Kritischer äußerte sich SPD-Fraktionsvize Achim Post: Lindners Pläne würden "hohe Einkommen besonders stark entlasten und sind damit sozial noch nicht ganz ausgewogen", erklärte Post. Die Grünen-Finanzexpertin Katharina Beck sagte den RND-Zeitungen: "Milliarden-Steuererleichterungen, von denen viel Verdienende absolut gesehen dreimal so stark profitieren wie weniger Verdienende - das ist nicht auf der Höhe der Zeit."
Unterstützung erhielt Lindner aus der Union. "Die Entlastungsvorschläge von Herrn Lindner sind zwar noch ausbaufähig, gehen aber in die richtige Richtung", sagte die wirtschaftspolitische Sprecherin der CDU/CSU-Bundestagsfraktion, Julia Klöckner (CDU), zu AFP. Der Ampel-Koalition warf sie Handlungsunfähigkeit in der Frage der kalten Progression vor.
Von den Sozialverbänden kam einhellige Kritik.
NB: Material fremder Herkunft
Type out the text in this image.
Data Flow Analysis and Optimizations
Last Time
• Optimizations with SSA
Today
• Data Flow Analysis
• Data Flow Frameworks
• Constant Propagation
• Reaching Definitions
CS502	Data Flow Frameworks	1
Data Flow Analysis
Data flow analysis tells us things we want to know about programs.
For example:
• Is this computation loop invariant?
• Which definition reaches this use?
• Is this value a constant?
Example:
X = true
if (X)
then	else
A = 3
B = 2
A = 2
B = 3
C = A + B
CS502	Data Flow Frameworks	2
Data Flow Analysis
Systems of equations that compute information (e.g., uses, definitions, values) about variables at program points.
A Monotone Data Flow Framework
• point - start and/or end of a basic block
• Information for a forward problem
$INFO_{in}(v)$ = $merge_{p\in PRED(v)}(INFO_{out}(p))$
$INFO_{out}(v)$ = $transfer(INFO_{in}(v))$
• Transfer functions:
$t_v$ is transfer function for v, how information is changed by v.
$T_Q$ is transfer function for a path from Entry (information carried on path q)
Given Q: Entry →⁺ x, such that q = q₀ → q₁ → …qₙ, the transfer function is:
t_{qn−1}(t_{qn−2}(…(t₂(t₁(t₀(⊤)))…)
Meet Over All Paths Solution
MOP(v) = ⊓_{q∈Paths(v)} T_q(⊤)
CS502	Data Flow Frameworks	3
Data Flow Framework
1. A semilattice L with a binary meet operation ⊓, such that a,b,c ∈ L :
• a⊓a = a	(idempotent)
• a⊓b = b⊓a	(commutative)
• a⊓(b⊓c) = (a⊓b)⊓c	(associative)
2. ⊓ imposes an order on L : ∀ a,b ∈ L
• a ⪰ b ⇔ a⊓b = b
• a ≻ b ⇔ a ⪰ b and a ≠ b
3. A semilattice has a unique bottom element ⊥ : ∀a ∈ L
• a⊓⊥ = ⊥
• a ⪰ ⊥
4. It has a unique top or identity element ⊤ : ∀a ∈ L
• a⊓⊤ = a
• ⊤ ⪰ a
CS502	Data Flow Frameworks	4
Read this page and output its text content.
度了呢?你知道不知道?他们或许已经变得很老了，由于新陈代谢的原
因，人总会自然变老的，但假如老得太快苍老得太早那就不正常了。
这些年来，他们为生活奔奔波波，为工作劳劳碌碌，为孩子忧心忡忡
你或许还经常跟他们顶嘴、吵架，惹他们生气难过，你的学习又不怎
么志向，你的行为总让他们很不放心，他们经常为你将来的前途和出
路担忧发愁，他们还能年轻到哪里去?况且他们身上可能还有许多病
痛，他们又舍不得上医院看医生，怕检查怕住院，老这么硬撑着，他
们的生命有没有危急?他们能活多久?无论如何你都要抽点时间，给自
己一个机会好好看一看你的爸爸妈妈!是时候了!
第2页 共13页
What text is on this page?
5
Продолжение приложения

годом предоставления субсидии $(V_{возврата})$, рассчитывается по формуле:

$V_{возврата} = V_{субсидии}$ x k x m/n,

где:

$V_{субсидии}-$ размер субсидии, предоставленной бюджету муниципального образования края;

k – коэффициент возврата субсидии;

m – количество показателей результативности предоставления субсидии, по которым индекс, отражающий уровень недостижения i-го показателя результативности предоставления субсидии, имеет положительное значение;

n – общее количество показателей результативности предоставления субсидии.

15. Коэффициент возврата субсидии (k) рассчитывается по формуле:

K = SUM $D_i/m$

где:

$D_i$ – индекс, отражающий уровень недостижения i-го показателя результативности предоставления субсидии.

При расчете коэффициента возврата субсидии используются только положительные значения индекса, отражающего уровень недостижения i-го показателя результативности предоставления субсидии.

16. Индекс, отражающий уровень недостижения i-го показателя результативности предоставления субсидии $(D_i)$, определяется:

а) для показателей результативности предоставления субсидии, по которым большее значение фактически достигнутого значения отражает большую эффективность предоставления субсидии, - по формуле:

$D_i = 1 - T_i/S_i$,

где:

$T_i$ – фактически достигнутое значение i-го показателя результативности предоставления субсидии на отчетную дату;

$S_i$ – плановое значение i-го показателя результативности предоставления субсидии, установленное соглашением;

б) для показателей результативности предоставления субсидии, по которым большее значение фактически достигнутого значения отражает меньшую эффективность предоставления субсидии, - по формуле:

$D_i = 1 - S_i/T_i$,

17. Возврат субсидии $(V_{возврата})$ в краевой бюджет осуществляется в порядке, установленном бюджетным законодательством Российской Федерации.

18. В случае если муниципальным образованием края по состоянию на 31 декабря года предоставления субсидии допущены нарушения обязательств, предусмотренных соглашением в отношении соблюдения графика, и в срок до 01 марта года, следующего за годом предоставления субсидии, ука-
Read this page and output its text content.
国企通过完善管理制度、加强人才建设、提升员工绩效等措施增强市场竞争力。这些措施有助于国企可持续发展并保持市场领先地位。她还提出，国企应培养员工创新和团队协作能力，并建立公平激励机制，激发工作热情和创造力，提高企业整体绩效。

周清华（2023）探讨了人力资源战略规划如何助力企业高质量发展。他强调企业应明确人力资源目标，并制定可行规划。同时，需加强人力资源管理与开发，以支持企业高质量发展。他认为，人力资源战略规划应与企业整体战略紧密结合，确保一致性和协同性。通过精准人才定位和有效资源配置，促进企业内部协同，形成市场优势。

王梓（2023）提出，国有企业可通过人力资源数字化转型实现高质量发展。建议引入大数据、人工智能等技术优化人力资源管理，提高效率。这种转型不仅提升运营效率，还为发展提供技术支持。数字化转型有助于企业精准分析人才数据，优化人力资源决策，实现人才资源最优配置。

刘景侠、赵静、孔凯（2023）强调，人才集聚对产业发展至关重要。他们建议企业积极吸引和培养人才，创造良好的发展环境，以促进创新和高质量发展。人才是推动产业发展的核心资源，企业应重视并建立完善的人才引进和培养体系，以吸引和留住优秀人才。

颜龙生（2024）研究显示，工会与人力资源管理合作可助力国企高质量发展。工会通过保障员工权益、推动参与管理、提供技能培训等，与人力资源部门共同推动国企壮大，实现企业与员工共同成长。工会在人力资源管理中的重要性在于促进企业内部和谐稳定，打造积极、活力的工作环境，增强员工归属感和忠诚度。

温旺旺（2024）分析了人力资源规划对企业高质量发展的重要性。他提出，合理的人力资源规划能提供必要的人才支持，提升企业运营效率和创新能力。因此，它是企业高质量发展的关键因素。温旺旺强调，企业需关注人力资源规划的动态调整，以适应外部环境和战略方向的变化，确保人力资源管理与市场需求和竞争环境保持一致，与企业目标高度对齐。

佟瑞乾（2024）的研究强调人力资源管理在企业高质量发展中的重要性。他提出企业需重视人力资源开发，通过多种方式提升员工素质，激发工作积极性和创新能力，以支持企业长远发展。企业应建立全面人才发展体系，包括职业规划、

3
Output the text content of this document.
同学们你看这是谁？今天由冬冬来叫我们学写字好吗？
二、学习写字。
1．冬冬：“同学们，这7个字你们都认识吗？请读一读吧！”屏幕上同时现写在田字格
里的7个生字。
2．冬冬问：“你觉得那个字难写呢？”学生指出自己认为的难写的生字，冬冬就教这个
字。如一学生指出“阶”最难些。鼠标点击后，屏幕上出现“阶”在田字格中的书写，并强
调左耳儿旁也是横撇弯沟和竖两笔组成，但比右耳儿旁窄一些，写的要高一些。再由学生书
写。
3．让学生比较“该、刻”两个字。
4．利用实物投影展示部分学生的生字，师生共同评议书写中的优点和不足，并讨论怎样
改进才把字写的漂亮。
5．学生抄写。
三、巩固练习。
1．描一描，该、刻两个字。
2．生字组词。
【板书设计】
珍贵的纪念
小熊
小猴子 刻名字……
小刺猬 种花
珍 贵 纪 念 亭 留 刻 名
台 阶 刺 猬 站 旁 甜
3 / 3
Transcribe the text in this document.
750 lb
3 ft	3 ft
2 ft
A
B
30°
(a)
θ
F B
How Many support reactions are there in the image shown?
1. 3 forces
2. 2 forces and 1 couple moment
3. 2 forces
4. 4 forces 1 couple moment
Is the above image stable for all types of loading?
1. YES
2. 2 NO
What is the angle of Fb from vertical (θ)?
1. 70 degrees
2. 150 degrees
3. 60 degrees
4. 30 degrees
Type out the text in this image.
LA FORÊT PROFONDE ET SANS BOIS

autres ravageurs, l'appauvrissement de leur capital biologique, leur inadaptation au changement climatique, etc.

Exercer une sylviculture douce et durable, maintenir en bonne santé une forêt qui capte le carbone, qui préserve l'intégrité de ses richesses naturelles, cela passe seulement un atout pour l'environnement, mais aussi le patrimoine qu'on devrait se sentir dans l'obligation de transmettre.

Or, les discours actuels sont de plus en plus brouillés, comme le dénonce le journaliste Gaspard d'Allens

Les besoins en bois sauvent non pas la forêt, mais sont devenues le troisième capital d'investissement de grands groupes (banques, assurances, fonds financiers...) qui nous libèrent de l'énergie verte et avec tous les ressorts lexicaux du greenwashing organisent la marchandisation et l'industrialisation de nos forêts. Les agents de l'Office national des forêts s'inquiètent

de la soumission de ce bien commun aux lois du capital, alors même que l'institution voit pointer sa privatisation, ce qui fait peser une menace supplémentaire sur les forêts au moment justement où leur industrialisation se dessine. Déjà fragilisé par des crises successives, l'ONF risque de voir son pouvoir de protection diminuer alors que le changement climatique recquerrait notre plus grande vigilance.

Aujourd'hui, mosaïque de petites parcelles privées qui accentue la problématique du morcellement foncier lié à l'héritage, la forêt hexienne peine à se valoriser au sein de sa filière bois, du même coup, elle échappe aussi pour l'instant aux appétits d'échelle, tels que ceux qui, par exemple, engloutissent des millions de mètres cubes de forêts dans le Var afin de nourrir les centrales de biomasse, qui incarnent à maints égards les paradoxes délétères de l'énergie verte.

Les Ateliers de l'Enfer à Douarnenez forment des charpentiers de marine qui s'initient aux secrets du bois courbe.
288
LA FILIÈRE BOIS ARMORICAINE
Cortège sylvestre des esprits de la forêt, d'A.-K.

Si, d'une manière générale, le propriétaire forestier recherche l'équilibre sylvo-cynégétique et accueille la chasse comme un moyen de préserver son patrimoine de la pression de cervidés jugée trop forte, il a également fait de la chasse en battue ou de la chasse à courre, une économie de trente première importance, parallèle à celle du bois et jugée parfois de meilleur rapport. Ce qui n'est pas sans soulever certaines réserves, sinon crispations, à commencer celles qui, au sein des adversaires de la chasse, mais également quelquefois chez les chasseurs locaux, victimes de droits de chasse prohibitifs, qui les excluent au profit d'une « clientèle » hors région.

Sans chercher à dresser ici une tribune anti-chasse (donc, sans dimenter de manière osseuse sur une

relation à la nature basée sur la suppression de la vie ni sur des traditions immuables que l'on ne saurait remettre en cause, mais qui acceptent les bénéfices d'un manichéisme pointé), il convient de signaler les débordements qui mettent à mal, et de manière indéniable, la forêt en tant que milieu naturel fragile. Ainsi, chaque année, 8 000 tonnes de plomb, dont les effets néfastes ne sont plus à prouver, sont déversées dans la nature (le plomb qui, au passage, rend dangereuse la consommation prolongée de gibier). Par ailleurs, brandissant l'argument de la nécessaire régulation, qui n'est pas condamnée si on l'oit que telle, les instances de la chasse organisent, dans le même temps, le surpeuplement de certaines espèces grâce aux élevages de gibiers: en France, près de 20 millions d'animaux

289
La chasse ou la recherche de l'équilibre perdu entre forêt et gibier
VdK-Präsidentin Verena Bentele warf dem Finanzminister "völlig falsche Prioritäten" vor: "Aktuell ist es wichtiger, dafür zu sorgen, dass Rentnerinnen und Rentner im Winter nicht frieren, anstatt die kalte Progression auszugleichen."
Die Diakonie-Sozialexpertin Maria Loheide forderte "gezielte Zuschüsse" für Ärmere, "um das Inflationsloch zu schließen". SoVD-Präsident Adolf Bauer forderte in der "Neuen Osnabrücker Zeitung", Vermögende stärker heranzuziehen: "Auch wenn es Christian Lindner nicht hören möchte: Auch ganz klassische Verteilungsfragen müssen nun auf den Tisch."
Lindner räumte ein, dass Geringverdiener, die keine Steuern zahlen, nicht von einem Ausgleich der kalten Progression profitieren würden. Die Koalition werde sozial schwache Menschen aber gezielt durch das reformierte Wohngeld und das neue Bürgergeld entlasten - beide sollen zum Jahreswechsel eingeführt werden.
Unternehmensvertreter und Arbeitgeber schlossen sich Lindners Argumentation an und begrüßten die Pläne. Diese entlasteten "die Mitte unserer Gesellschaft, etwa Facharbeiterinnen und Facharbeiter", erklärte der Industrieverband BDI. Der Arbeitgeberverband BDA erklärte: "Zentral ist, dass den Arbeitnehmern am Ende mehr Geld bleibt: Arbeit muss sich lohnen, gerade auch in Zeiten des Arbeitnehmermangels."